BS 5609 Section 2 ist ein Abschnitt des britischen Standards BS 5609 (*British Standard 5609*), der auch als *Maritime Immersion Label Testing Standard* bekannt ist. Section 2 definiert konkret die Prüfanforderungen an das **unbedruckte Etikettenmaterial einschließlich des Haftklebstoffs** hinsichtlich Beständigkeit gegen Salzwasser, Chemikalien, Abrieb, UV-Einfluss und Temperaturwechsel. Eine Erfüllung dieser Section bedeutet, dass ein auf einen definierten Untergrund – typischerweise HDPE oder Aluminium – aufgeklebtes, unbedrucktes Etikett mindestens drei Monate in salzhaltigem Seewasser verbleiben kann, ohne sich abzulösen, an Haftkraft zu verlieren oder unzulässige Materialschäden aufzuweisen.

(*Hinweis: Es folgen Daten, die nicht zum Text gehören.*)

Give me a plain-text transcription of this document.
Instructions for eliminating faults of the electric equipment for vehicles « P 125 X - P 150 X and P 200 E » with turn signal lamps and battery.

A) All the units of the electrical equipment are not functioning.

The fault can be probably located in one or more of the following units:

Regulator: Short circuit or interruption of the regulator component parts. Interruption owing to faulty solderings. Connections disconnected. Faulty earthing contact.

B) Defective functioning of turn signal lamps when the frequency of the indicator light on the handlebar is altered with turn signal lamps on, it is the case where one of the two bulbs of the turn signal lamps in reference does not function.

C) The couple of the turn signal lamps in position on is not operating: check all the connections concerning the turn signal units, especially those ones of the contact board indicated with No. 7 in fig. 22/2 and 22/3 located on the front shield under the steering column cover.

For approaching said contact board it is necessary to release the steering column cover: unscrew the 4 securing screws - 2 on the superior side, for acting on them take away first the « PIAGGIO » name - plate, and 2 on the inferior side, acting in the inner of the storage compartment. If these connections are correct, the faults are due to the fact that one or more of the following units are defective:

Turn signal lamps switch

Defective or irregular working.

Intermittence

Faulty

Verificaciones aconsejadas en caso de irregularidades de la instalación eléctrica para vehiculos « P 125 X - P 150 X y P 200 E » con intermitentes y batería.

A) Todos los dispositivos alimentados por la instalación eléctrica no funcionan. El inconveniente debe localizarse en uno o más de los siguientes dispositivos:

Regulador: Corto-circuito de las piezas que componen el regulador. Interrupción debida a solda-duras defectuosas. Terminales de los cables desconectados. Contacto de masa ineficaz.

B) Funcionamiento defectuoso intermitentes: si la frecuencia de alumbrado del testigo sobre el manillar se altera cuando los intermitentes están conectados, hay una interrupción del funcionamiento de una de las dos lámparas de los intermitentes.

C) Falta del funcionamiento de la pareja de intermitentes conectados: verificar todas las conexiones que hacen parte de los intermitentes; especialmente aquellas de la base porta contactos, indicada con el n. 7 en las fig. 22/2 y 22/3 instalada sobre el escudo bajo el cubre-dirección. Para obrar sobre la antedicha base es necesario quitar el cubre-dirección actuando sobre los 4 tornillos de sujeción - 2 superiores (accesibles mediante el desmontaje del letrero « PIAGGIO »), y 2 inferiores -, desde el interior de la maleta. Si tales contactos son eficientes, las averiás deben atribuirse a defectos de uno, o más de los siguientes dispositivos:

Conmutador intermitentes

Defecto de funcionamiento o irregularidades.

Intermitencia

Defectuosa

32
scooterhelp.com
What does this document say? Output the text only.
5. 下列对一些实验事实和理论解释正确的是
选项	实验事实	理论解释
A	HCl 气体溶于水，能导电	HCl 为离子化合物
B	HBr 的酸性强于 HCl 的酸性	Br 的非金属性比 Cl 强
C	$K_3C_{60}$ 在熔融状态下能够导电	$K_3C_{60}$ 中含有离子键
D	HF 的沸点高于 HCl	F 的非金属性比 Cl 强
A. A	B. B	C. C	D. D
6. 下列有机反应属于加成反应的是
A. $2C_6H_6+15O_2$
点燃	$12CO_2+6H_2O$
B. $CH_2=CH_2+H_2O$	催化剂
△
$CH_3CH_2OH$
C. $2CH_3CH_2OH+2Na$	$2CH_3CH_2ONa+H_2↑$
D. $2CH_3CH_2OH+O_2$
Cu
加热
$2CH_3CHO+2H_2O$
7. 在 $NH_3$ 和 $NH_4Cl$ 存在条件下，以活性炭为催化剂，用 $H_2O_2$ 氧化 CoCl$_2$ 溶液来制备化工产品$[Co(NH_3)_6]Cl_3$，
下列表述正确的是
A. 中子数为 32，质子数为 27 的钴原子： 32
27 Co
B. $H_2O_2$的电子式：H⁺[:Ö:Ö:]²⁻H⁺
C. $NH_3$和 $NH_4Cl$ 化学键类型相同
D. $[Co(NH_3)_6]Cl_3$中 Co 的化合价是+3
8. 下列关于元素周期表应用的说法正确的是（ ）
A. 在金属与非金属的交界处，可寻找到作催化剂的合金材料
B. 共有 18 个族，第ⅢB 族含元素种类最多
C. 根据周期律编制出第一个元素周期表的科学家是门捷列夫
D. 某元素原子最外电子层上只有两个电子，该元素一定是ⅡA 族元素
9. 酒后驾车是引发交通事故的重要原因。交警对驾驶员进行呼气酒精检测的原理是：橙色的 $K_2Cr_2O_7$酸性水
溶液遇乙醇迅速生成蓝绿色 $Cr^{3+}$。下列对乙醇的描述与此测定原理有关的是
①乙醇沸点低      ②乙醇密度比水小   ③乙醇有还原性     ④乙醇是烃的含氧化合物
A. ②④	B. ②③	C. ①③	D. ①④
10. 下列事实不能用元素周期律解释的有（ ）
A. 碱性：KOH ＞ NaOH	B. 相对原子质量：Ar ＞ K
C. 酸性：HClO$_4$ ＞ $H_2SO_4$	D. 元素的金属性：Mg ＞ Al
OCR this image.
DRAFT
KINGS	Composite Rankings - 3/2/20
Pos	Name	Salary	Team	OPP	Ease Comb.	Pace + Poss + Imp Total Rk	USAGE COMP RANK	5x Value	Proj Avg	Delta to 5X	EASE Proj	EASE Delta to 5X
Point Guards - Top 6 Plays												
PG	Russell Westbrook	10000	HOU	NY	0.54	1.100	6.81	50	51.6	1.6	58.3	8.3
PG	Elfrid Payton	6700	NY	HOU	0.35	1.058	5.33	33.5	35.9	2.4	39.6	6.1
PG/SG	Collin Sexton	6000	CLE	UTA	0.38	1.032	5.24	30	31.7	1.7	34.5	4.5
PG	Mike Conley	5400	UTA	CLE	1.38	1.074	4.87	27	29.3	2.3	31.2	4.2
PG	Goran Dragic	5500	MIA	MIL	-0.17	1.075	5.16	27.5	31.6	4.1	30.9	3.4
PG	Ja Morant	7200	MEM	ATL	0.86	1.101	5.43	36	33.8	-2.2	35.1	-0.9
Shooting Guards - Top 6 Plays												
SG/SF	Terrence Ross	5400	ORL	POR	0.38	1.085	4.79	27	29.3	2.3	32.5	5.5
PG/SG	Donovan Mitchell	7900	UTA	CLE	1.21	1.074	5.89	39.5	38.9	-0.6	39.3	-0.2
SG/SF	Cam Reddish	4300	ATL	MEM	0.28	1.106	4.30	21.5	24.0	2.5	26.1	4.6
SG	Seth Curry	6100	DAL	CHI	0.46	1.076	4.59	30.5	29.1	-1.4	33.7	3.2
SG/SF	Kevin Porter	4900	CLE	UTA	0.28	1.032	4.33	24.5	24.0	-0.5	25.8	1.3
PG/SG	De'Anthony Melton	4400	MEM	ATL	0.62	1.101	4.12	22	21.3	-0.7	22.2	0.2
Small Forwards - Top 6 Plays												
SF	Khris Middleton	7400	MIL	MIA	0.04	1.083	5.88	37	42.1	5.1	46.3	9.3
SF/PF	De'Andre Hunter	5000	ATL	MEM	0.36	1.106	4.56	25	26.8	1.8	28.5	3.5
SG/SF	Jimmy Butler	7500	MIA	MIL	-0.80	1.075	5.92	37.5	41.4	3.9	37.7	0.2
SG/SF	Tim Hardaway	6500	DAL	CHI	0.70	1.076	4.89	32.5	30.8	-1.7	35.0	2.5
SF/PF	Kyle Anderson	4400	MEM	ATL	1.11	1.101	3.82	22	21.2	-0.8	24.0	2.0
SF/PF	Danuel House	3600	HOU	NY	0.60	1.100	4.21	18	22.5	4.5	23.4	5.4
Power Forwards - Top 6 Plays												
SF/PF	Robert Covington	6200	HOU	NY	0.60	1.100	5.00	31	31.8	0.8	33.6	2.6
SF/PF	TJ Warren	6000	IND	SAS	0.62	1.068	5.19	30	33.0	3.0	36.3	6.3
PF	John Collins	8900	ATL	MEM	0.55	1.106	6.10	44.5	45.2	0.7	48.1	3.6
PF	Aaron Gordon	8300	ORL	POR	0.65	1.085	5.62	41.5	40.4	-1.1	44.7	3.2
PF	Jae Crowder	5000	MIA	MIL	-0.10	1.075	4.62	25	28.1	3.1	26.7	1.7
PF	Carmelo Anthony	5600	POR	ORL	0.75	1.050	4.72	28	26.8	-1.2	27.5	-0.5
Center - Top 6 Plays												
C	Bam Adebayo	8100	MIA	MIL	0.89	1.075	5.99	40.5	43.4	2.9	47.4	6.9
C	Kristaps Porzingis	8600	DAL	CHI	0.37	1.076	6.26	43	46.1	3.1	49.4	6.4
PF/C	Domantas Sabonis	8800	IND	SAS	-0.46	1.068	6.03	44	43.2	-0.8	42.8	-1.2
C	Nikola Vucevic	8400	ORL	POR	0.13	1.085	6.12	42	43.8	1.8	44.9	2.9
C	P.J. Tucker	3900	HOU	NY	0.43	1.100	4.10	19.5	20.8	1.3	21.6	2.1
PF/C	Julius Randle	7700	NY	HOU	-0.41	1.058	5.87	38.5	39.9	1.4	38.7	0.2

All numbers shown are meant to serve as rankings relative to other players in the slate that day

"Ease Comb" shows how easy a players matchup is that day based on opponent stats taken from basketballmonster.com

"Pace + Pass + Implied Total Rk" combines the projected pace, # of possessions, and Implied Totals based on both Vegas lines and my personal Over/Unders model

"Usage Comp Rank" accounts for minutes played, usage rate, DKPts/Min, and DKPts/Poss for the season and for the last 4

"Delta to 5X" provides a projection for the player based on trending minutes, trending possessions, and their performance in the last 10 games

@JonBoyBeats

Der Standard richtet sich ausschließlich auf die physische Beständigkeit des Trägermaterials und des Klebstoffsystems; die Lesbarkeit eines aufgedruckten Inhalts ist nicht Gegenstand von Section 2, sondern wird in Section 3 geprüft. Für die Prüfung werden unbedruckte Etiketten auf den definierten Untergründen befestigt und über den Dreimonatszeitraum hinweg künstlichem Meerwasser, UV-Belastung, Chemikalien und Temperaturwechseln ausgesetzt. Materialien, die diese Tests bestehen, werden als seewasserbeständige Haftverbunde mit BS-5609-Zertifikat angeboten. Als Trägermaterialien kommen in der Praxis typischerweise Polyester- oder andere Kunststofffolien in Kombination mit stark haftenden, seewasserbeständigen Klebstoffen zum Einsatz.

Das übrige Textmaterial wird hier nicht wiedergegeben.